Dalam aturan yang baru ini, pelanggaran berat terhadap Piagam Perserikatan Bangsa-Bangsa (PBB), pelanggaran hukum kemanusiaan internasional, hingga ketidakpatuhan terhadap keputusan pengadilan internasional, menjadi dasar yang sah untuk mencabut atau menangguhkan status bebas visa sebuah negara. Hal ini merupakan langkah tegas UE untuk memastikan bahwa negara-negara yang diberikan kemudahan akses ke wilayah Schengen juga harus mematuhi standar hak asasi manusia global.
Negara yang Berisiko Terdampak Kebijakan Baru
Meski tidak secara eksplisit menyebutkan nama negara, sumber dari parlemen UE mengindikasikan bahwa Israel termasuk salah satu negara yang paling berpotensi terkena dampak aturan baru ini.

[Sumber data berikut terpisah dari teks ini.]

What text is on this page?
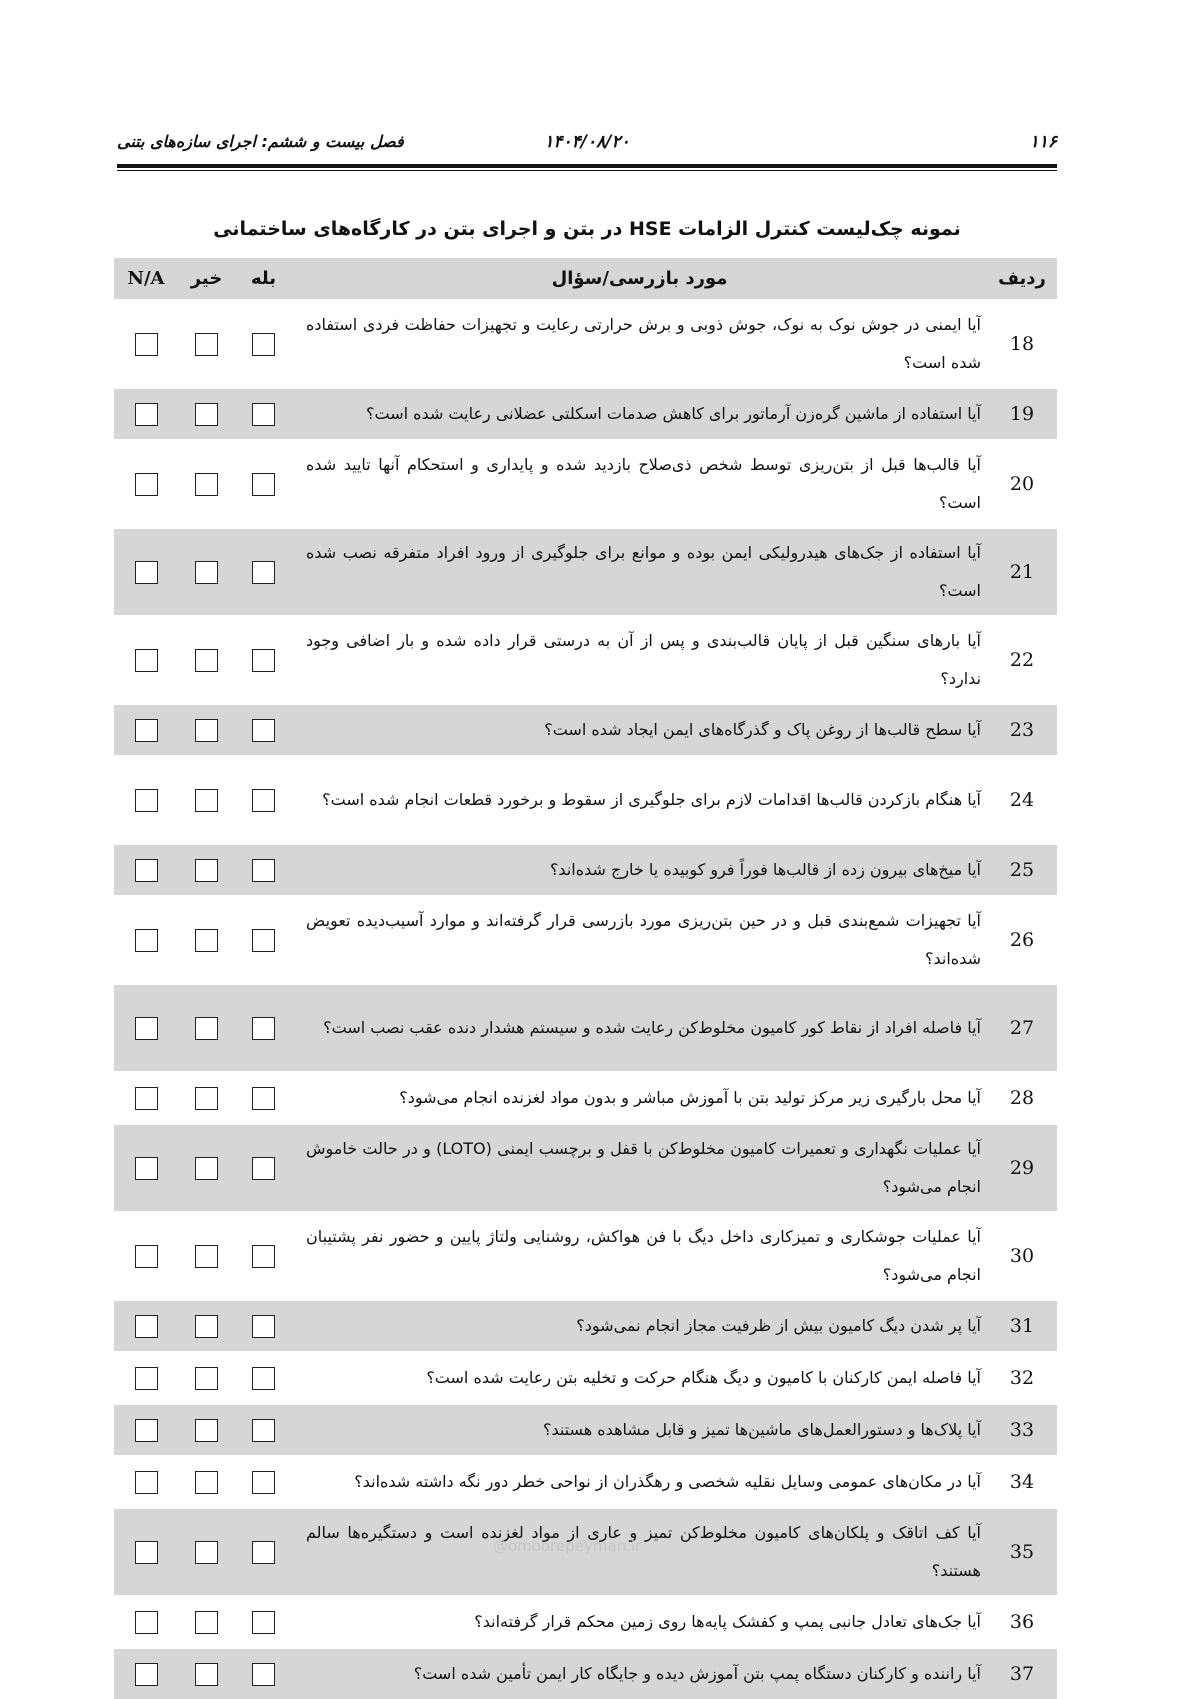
۱۱۶
۱۴۰۴/۰۸/۲۰
فصل بیست و ششم: اجرای سازه‌های بتنی
نمونه چک‌لیست کنترل الزامات HSE در بتن و اجرای بتن در کارگاه‌های ساختمانی
ردیف	مورد بازرسی/سؤال	بله	خیر	N/A
18	آیا ایمنی در جوش نوک به نوک، جوش ذوبی و برش حرارتی رعایت و تجهیزات حفاظت فردی استفاده شده است؟			
19	آیا استفاده از ماشین گره‌زن آرماتور برای کاهش صدمات اسکلتی عضلانی رعایت شده است؟			
20	آیا قالب‌ها قبل از بتن‌ریزی توسط شخص ذی‌صلاح بازدید شده و پایداری و استحکام آنها تایید شده است؟			
21	آیا استفاده از جک‌های هیدرولیکی ایمن بوده و موانع برای جلوگیری از ورود افراد متفرقه نصب شده است؟			
22	آیا بارهای سنگین قبل از پایان قالب‌بندی و پس از آن به درستی قرار داده شده و بار اضافی وجود ندارد؟			
23	آیا سطح قالب‌ها از روغن پاک و گذرگاه‌های ایمن ایجاد شده است؟			
24	آیا هنگام بازکردن قالب‌ها اقدامات لازم برای جلوگیری از سقوط و برخورد قطعات انجام شده است؟			
25	آیا میخ‌های بیرون زده از قالب‌ها فوراً فرو کوبیده یا خارج شده‌اند؟			
26	آیا تجهیزات شمع‌بندی قبل و در حین بتن‌ریزی مورد بازرسی قرار گرفته‌اند و موارد آسیب‌دیده تعویض شده‌اند؟			
27	آیا فاصله افراد از نقاط کور کامیون مخلوط‌کن رعایت شده و سیستم هشدار دنده عقب نصب است؟			
28	آیا محل بارگیری زیر مرکز تولید بتن با آموزش مباشر و بدون مواد لغزنده انجام می‌شود؟			
29	آیا عملیات نگهداری و تعمیرات کامیون مخلوط‌کن با قفل و برچسب ایمنی (LOTO) و در حالت خاموش انجام می‌شود؟			
30	آیا عملیات جوشکاری و تمیزکاری داخل دیگ با فن هواکش، روشنایی ولتاژ پایین و حضور نفر پشتیبان انجام می‌شود؟			
31	آیا پر شدن دیگ کامیون بیش از ظرفیت مجاز انجام نمی‌شود؟			
32	آیا فاصله ایمن کارکنان با کامیون و دیگ هنگام حرکت و تخلیه بتن رعایت شده است؟			
33	آیا پلاک‌ها و دستورالعمل‌های ماشین‌ها تمیز و قابل مشاهده هستند؟			
34	آیا در مکان‌های عمومی وسایل نقلیه شخصی و رهگذران از نواحی خطر دور نگه داشته شده‌اند؟			
35	آیا کف اتاقک و پلکان‌های کامیون مخلوط‌کن تمیز و عاری از مواد لغزنده است و دستگیره‌ها سالم هستند؟			
36	آیا جک‌های تعادل جانبی پمپ و کفشک پایه‌ها روی زمین محکم قرار گرفته‌اند؟			
37	آیا راننده و کارکنان دستگاه پمپ بتن آموزش دیده و جایگاه کار ایمن تأمین شده است؟			
@omoorepeyman.ir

Hal tersebut menyusul berbagai tuduhan pelanggaran HAM dan kejahatan perang yang muncul dari operasi militer Israel di Gaza yang mendapat sorotan dari PBB.
Selain Israel, Serbia juga disebut-sebut sebagai negara yang berpotensi terkena aturan penangguhan bebas visa karena kekhawatiran atas kondisi HAM di wilayah tersebut. Saat ini, terdapat 61 negara yang warganya berhak masuk ke kawasan Schengen tanpa visa untuk kunjungan singkat hingga 90 hari dalam periode 180 hari, termasuk Israel, Australia, Jepang, Inggris, dan Ukraina.